Carne vermelha: sim, não ou às vezes?
Por Isabel Pedroso Silva, nutricionista, formadora e criadora da Escola Ouve O Teu Corpo e do O Podcast Da Isabel
Há anos que os profissionais de saúde aconselham reduzir a ingestão de carne vermelha pelo seu potencial inflamatório e riscos adversos à saúde. Mas o que será que os novos estudos têm mostrado?
Um estudo de Novembro de 2023 (PMCID: PMC10797554) tentou compreender esta relação complexa entre a ingestão de carne vermelha e o aumento da inflamação, e descobriu que o problema pode não ser a carne vermelha, mas o índice de massa corporal da pessoa que a consome.
Mas, antes de avançarmos, podemos já afirmar que este estudo tem limitações e que são necessários mais estudos para entender, com toda a certeza, os efeitos negativos e positivos do consumo de carne vermelha.
Nutricionalmente falando
A carne vermelha é rica em proteína, bem como em vitaminas e minerais essenciais para o organismo (vaca, vitela, porco, leitão, carneiro, cabra, cabrito, borrego, cavalo). Mas ao longo dos anos, a sua reputação foi posta em causa, com vários estudos a associar a sua ingestão e o aumento do risco de cancro e outras doenças inflamatórias. A investigação mais recente (referida acima) foi um estudo transversal e os participantes fizeram parte do Estudo Multiétnico de Aterosclerose (Estados Unidos da América). Incluíram 3638 participantes com idades entre 45 e 84 anos, recolheram a frequência alimentar, a altura e peso, tiveram em conta o tabagismo, nível de actividade física, nível de escolaridade, idade, sexo e rendimento familiar, bem como o consumo de carne vermelha não processada e também processada (fiambre, salsichas, chouriço, presunto, carne enlatada).
Pequenas (grandes) limitações
Os resultados do estudo descobriram que o factor que mais contribuiu para o aumentos dos marcadores inflamatórios era o índice de massa corporal dos participantes.
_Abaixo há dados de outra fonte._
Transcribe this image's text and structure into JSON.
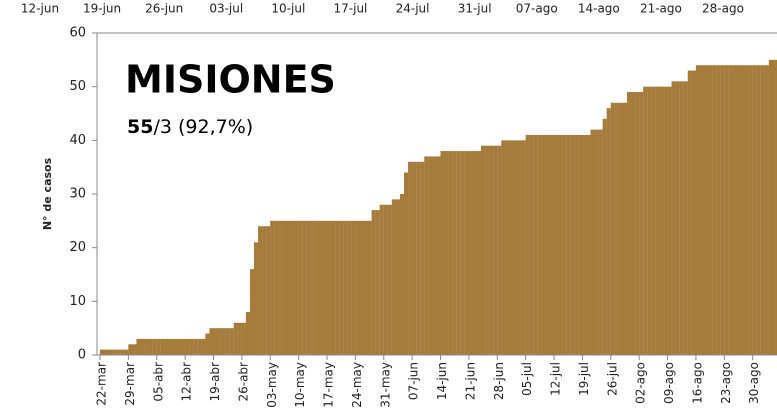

Quando tiveram em conta o IMC, não encontraram associação entre o consumo de carne vermelha e indicadores de inflamação. Em contrapartida, quando não levaram em conta o IMC, houve associação entre consumo de carne vermelha e o aumento da inflamação. Vejamos as limitações do estudo:
- por ser observacional, não consegue estabelecer quaisquer relações de causa;
- foram os próprios participantes a dizer o que comiam e outros dados, o que pode ser dúbio;
- não fizeram distinção entre a frequência com que consumiam carne vermelha e o tamanho das porções, nem deram orientação sobre quantidades seguras;
- e, mais importante, recebeu financiamento do grupo Beef Checkoff, um programa americano de marketing e investigação projectado para aumentar a procura nacional e/ou internacional por carne bovina.
Vamos concluir
Poderia ser um óptimo estudo, mas dadas as limitações, voltamos à evidência que tem perpetuado ao longo dos anos. A ingestão excessiva de carne vermelha:
aumenta o risco de cancro, em particular cancro colorretal (intestino);
se associada ao consumo de grandes quantidades de gordura saturada pode aumentar o risco de doenças cardíacas;
pode aumentar o índice de massa corporal, com consequente obesidade;
aumenta o colesterol LDL e o risco de ataque cardíaco;
No final de 2015, a Organização Mundial de Saúde, classificou a carne vermelha como “possivelmente carcinogénica em humanos, com provas ainda limitadas de que o consumo de carnes vermelhas provoca cancro em humanos”, sugerindo cautela no consumo de carne processada (fiambre, salsichas, chouriço, presunto, carne enlatada).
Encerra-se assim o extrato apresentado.